Dec 16, 2013 16:38 IST

    A CAG audit has exposed 3 educational institutions belonging to Delhi, Mumbai and Pune for receiving up to Rs 500 crore annually, with having yearly profit percentage laying between 50% to as high as 84%.

    As per the CAG report, 3 educational institutions named as Tatwajnana Vidyapeeth of Mumbai, Ishan Educational Research Society in Delhi and Symbiosis Society Group in Pune have allegedly collected 50% to 84% profit consistently through their assessment year 2007 and 2011. In the past 4 years, these 3 institutes have managed to collect a profit of Rs. 622 crore, as mentioned in a newest CAG report.
     
    CAG informed, 22 educational institutes collected surpluses of INR 819 crore varying from 35% to up to 84% of their overall income. The usage of the surpluses was put to create more fixed assets to earn further profits or to transfer them to other trusts with no charitable intentions, ultimately to avoid tax.

    On 13 December, 2013 the CAG report was tabled in Parliament. Besides, it questioned the functioning of I-T department for showing such leniency that these educational institutions gathered such large profits and managed to avoid pay taxes. The argument was also held up on the concept of a ‘Trust’ for noble cause, which was defeated after the revelation of such an incidence.

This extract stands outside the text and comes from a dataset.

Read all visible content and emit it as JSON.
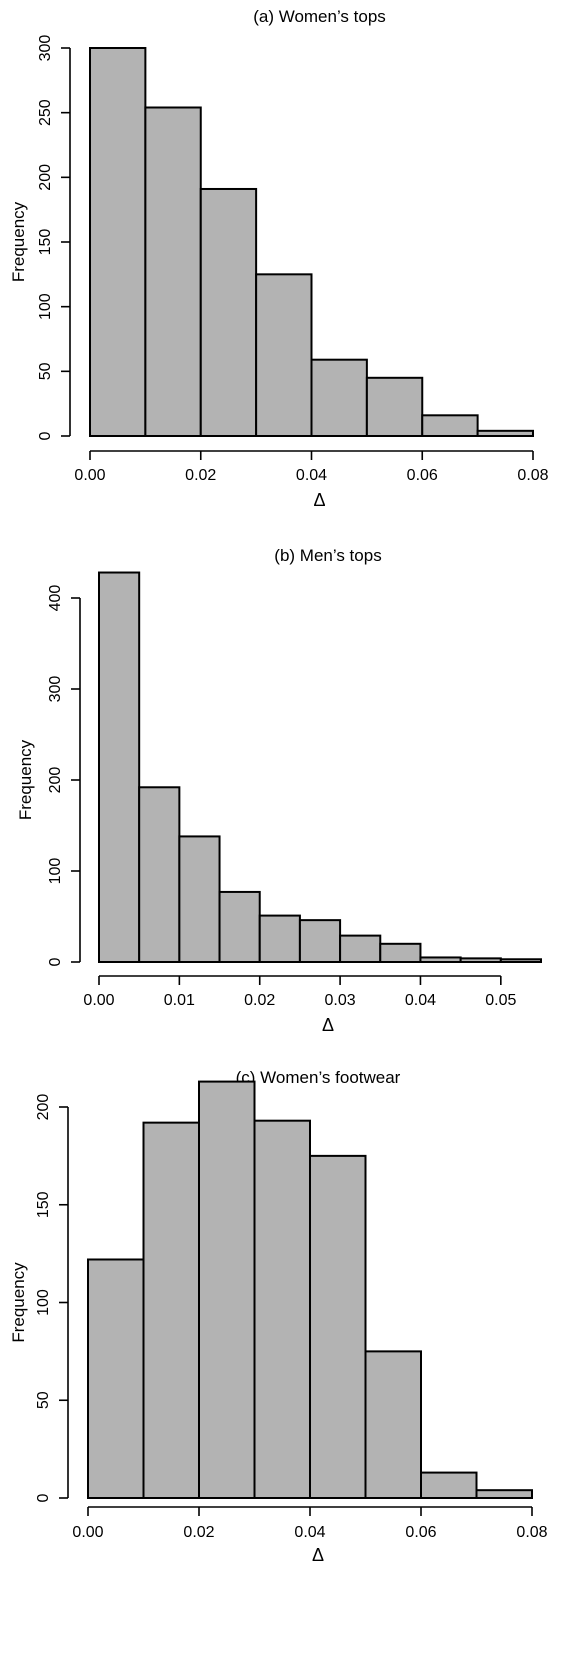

    The ministry of finance on the contrary defended the tax matter, by stating that a trust is allowed to save a surplus income up to 15% and it can be done till 5 years.
    However, the auditor turned down the argument and said that audit is not claiming the accumulation to be illegal, but pointed out cases of consistent accumulations and cited illustration of exploitation of such accumulations.

    In the argument CAG mentioned an order of court which had ruled that "the carry forward of income up to 85%, though permitted u/s 11(2) of the I-T Act, should not be adopted on a routine basis and if it is done, then the very purpose of trust will be defeated."

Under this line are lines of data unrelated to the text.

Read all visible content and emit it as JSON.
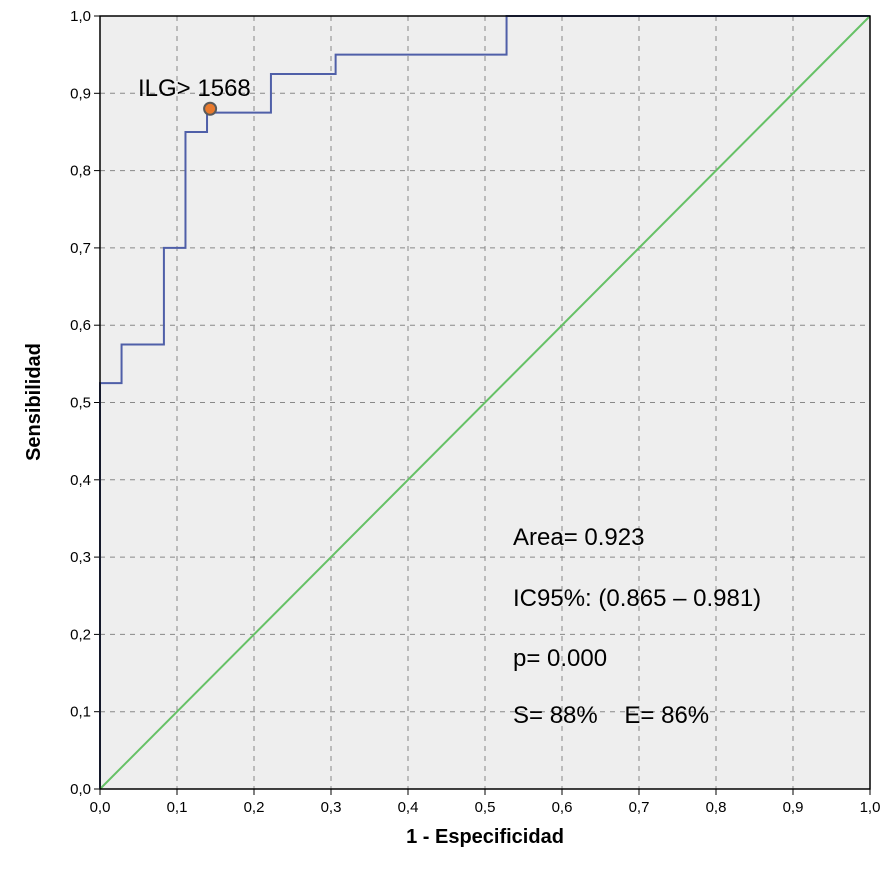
{
  "chart_data": {
    "type": "line",
    "xlabel": "1 - Especificidad",
    "ylabel": "Sensibilidad",
    "xlim": [
      0,
      1
    ],
    "ylim": [
      0,
      1
    ],
    "x_ticks": [
      "0,0",
      "0,1",
      "0,2",
      "0,3",
      "0,4",
      "0,5",
      "0,6",
      "0,7",
      "0,8",
      "0,9",
      "1,0"
    ],
    "y_ticks": [
      "0,0",
      "0,1",
      "0,2",
      "0,3",
      "0,4",
      "0,5",
      "0,6",
      "0,7",
      "0,8",
      "0,9",
      "1,0"
    ],
    "grid": true,
    "series": [
      {
        "color": "#4f5fa8",
        "style": "step",
        "x": [
          0.0,
          0.0,
          0.028,
          0.028,
          0.083,
          0.083,
          0.111,
          0.111,
          0.139,
          0.139,
          0.222,
          0.222,
          0.306,
          0.306,
          0.528,
          0.528,
          1.0
        ],
        "y": [
          0.0,
          0.525,
          0.525,
          0.575,
          0.575,
          0.7,
          0.7,
          0.85,
          0.85,
          0.875,
          0.875,
          0.925,
          0.925,
          0.95,
          0.95,
          1.0,
          1.0
        ]
      },
      {
        "color": "#66c166",
        "style": "line",
        "x": [
          0,
          1
        ],
        "y": [
          0,
          1
        ]
      }
    ],
    "highlight_point": {
      "x": 0.143,
      "y": 0.88,
      "label": "ILG> 1568",
      "color": "#e8792c"
    },
    "annotations": [
      "Area= 0.923",
      "IC95%: (0.865 – 0.981)",
      "p= 0.000",
      "S= 88%    E= 86%"
    ],
    "plot_background": "#eeeeee"
  }
}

    The proposed direct tax code bill, is expected to fetch reforms in the Income Tax, and states that trusts and NGOs apply at least 85% of their income in every assessment year, to obtain tax exemption.

    The recommendation of the auditor is that the finance ministry may work on amending the law and bring suitable reforms to develop an appropriate mechanism, in which trusts are not permitted to accumulate funds consistently, and a strict monitoring of the given declarations must be made regularly.